Radiosensitivity and Repair Kinetics of Gamma Irradiated Leukocytes from Healthy Individuals and Prostate Cancer Patients as Measured by the Alkaline Comet Assay

Objective: In this study the radiation sensitivity and repair kinetics in peripheral leukocytes obtained from prostate cancer patients and healthy volunteers, were compared using the alkaline comet assay (single-cell alkaline gel electrophoresis). Materials and Methods: Blood samples obtained from 30 prostate cancer patients and 32 healthy volunteers were assayed in vitro without radiation and immediately after exposure with 1 Gy gamma rays from a 60Co source at a dose rate of 277,48 ± 11.51 cGy/min. To study the repair kinetics of radiation induced DNA damages, blood samples from 5 prostate cancer patients and 5 healthy volunteers were irradiated with 4 Gy gamma rays and assayed immediately after various time intervals, with alkaline version of the comet assay. The comets were analyzed by visual classification and the level of DNA damage was measured in controls and prostate cancer patients using standard comet classification. Results: The levels of baseline DNA damage were 1.4-fold higher in prostate cancer cases than in controls. The radio-induced damageʹ showed that the two groups had a similar response when analyzed immediately after irradiation. But in repair experiments, while the healthy donors presented a considerable reduction of damage after 3 h, the patients had a higher residual damage even 24 h after exposure. The repair capacity of blood leukocytes from the patients was slower than that of leukocytes from healthy donors.
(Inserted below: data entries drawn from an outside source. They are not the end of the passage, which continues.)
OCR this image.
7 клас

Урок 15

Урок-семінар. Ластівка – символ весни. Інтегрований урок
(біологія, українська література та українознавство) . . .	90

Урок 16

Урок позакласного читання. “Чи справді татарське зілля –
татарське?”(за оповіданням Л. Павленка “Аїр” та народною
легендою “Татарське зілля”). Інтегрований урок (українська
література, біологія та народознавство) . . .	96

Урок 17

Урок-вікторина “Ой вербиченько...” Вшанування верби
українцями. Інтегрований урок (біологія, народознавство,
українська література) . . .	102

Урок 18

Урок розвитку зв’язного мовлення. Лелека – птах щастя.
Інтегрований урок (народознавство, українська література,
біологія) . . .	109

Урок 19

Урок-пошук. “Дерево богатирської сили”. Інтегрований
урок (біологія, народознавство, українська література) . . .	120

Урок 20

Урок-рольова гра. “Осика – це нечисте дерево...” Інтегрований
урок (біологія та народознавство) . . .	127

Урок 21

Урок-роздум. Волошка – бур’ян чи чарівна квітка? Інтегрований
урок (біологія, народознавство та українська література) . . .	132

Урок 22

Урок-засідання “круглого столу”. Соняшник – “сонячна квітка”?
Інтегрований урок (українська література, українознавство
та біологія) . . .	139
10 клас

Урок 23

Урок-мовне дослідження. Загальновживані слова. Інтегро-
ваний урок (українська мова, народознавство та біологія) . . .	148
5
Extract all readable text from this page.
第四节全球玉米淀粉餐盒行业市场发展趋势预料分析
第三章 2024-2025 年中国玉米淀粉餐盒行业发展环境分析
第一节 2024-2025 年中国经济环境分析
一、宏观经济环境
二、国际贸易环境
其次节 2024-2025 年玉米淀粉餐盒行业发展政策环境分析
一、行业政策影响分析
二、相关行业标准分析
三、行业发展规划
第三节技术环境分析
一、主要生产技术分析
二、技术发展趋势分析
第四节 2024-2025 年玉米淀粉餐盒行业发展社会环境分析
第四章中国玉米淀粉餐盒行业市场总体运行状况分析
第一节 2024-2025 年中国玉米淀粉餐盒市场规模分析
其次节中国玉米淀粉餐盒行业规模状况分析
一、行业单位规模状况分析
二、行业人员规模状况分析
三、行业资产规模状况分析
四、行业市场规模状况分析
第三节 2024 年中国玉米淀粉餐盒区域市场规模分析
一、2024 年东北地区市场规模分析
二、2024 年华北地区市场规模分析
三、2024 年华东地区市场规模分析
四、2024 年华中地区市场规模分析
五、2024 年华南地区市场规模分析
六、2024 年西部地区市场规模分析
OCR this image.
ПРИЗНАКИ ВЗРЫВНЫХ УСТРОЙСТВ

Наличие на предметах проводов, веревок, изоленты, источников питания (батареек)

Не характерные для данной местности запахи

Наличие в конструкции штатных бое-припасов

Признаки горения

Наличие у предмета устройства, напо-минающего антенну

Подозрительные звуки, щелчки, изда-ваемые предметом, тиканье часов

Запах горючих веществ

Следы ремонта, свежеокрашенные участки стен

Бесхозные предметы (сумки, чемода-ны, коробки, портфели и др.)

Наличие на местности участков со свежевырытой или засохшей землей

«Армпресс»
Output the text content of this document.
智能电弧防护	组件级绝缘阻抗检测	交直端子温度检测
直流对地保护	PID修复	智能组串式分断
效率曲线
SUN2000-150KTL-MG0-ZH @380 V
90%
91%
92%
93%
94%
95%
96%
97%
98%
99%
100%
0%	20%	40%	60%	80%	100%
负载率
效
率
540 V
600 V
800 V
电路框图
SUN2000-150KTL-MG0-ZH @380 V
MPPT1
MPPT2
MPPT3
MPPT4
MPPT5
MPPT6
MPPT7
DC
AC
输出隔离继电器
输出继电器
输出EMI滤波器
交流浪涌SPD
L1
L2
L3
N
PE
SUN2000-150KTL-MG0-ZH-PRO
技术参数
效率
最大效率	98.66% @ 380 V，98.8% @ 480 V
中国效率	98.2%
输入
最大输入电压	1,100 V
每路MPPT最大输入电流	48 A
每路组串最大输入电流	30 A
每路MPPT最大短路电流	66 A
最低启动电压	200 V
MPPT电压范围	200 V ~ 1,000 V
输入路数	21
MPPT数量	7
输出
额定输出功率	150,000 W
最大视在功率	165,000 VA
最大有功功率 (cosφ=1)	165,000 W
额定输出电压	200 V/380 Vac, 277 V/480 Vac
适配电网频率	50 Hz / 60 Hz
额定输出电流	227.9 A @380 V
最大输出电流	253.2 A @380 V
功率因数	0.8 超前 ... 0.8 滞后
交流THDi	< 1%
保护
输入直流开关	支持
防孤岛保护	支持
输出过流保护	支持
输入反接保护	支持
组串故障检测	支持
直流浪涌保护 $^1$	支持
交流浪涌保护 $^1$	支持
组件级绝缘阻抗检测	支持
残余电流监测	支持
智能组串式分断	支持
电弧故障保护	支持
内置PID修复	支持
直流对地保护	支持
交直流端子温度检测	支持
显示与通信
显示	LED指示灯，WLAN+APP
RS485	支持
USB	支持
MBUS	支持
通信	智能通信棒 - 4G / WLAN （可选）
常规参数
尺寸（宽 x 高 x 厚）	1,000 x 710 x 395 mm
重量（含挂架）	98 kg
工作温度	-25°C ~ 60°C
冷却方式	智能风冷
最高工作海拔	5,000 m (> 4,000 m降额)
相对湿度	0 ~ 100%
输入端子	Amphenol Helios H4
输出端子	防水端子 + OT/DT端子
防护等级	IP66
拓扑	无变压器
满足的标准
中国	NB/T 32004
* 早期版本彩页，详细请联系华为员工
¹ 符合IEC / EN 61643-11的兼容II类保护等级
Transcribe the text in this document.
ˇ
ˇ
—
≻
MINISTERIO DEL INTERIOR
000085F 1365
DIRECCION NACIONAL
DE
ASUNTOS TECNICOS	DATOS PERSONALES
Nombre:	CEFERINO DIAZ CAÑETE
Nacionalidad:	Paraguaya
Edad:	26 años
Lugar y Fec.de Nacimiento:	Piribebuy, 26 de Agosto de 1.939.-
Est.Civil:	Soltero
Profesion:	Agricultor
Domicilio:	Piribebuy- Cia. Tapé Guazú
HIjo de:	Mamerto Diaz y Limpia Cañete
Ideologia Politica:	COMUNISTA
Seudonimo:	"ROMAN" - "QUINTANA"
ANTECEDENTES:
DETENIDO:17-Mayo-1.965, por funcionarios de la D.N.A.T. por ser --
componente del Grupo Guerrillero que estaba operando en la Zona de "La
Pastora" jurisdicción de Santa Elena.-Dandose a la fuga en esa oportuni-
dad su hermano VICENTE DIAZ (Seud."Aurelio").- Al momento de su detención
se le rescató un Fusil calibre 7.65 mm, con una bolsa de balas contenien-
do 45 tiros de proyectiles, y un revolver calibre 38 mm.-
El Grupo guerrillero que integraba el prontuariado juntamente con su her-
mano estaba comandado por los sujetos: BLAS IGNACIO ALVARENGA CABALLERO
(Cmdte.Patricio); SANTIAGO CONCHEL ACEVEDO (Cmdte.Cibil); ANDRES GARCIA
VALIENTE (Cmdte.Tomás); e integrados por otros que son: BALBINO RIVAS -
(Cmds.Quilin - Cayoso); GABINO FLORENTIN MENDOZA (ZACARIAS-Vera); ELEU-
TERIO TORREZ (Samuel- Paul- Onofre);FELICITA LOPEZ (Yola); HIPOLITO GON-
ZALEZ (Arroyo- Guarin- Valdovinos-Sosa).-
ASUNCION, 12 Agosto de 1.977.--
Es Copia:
Conclusion: Results indicate that leukocytes from the prostate cancer patients presented an initial radio sensitivity similar to that of healthy subjects but a deficient repair mechanism in cancer patients caused higher baseline DNA damage and also presence of unrepaired DNA damages after 24 hours. Thus prostate cancer patients may be more vulnerable to the genotoxic effects of ionizing radiation due to deficiency in DNA damage repair mechanisms.